以下標本空間を記号Ωで表し、その要素eの確率をP(e)と書く。

とした上で、3人の囚人A,B,Cのうち、処刑される2人を小文字で書くとしよう。

特赦される囚人が決定された時点の(事象の生起を記述する)確率空間:

Ω_1 = {初期事象} = { Abc, aBc, abC }, ∀e∈Ω_1: P(e) = 1/3 (とみなす)


で、二通りのケースを考ゆる、

看守が完全知識を有する場合

看守は処刑される2人が誰と誰であるか完全に知っており、どちらかをランダムに答える。
ただし、看守は処刑される2人のうちの一人がaの場合は、必ずもう一人の名前を答える。
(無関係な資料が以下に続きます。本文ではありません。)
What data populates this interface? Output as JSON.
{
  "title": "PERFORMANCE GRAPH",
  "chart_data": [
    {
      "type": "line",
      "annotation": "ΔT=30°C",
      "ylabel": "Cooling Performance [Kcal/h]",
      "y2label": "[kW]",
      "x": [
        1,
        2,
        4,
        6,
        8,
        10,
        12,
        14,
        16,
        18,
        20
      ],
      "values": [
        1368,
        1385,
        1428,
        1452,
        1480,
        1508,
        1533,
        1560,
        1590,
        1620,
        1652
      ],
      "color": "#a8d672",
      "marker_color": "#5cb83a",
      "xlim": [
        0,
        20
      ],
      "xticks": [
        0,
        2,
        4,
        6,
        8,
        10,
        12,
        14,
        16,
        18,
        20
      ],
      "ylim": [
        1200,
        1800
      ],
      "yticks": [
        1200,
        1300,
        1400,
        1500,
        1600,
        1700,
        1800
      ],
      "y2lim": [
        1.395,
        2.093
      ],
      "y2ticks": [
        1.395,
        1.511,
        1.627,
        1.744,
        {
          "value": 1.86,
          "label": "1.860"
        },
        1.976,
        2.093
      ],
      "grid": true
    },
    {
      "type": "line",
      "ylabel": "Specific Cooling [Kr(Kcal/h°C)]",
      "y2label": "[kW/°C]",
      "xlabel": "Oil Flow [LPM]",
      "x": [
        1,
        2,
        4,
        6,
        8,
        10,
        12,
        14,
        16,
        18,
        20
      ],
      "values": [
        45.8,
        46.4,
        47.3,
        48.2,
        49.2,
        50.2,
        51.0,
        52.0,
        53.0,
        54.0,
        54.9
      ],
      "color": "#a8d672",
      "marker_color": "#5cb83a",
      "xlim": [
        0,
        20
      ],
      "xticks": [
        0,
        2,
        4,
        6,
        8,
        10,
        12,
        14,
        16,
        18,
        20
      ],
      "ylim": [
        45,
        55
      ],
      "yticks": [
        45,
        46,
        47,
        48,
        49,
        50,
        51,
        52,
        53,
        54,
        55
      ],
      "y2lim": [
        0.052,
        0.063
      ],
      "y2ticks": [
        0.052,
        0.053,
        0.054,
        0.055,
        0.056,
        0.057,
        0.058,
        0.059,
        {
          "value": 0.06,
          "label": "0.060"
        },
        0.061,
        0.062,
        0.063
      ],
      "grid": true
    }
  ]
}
よって、看守がAに回答した時点の確率空間は次となる:

Ω_2 = {初期事象}×{看守回答} = {
    (Abc, b), (Abc, c), -- それぞれP(e)=1/6,
    (aBc, c), -- P(e)=1/3
    (abC, a), (abC, b)  -- それぞれP(e)=1/6
    上記以外 -- 全てP(e)=0
}

Ω_2のうち、看守がbと答える事象は

    (Abc, b), (abC, b)

の2つ。さらにそのうちAが特赦される事象は

    (Abc, b)

の1つだけ。よって、事後確率は

    P((Abc, b)) / ( P((Abc, b)) + P((abC, b)) ) = (1/6) / ( (1/6) + (1/6) ) = 1/2

看守の知識が不完全なことがある場合

看守が完全知識を持つとは限らないとすると面白いことが起こる。

このとき、看守がAに回答した時点の確率空間は次のようになる*1

Ω_2' = {初期事象}×{看守の知識}×{看守回答} = {
    (Abc, bc, b), (Abc, bc, c), -- それぞれP(e)=(1/6)*p
    (Abc, b, b), (Abc, c, c),   -- それぞれP(e)=(1/6)*(1-p)
    (aBc, ac, c),               -- P(e)=(1/3)*p
    (aBc, a, a), (aBc, c, c),   -- それぞれP(e)=(1/6)*(1-p)
    (abC, ab, b),               -- P(e)=(1/3)*p
    (abC, a, a), (abC, b, b)    -- それぞれP(e)=(1/6)*(1-p)
    上記以外 -- 全てP(e)=0
}

ここでpは、看守の知識が完全である確率。ただし簡単のため、看守が知識0である可能性はないものとしている*2。また嘘はつかないものとする。

注意深い読者は(aBc, a, a)等、最も右の要素がaであるケースの生起に疑問を呈するかもしれない。これは「Aが処刑される」とA本人に告げるのと同義なので禁じ手ではないか、というわけだ。
しかし看守はa以外に誰が処刑されるのか知らないのだから(∵中央の要素がaだる)、正直に回答するか、沈黙をもって答えるしかない。どちらにせよ看守が知識0ではありえず嘘もつかないことを知っているAからみて、正直に回答しているのと変わらない。

で、Ω_2'のうち、看守回答がbである事象は

    (Abc, bc, b), (Abc, b, b), (abC, ab, b), (abC, b, b)

の4つ。さらにそのうちAが特赦される事象は

    (Abc, bc, b), (Abc, b, b)

の2つ。

よって、Aが特赦される事後確率は

    ( P((Abc, bc, b)) + P((Abc, b, b)) ) / ( P((Abc, bc, b)) + P((Abc, b, b)) + P(abC, ab, b) + P((abC, b, b)) )
   = ( (1/6)*p + (1/6)*(1-p) ) / ( (1/6)*p + (1/6)*(1-p) + (1/3)*p + (1/6)*(1-p) )
   = (1/6) / ( 1/6 + (1/3)*p + (1/6)*(1-p) )
   = 1 / (1 + p)

あんまり面白くならんかったorz、、

というわけですみなさん死刑囚として収監されたときお役立てください

*1:多少複雑だが、P(Ω)=1であることを確認されたい。

*2:知識が完全=2名とも知っている、知識が不完全=1名しか知らない、ということ。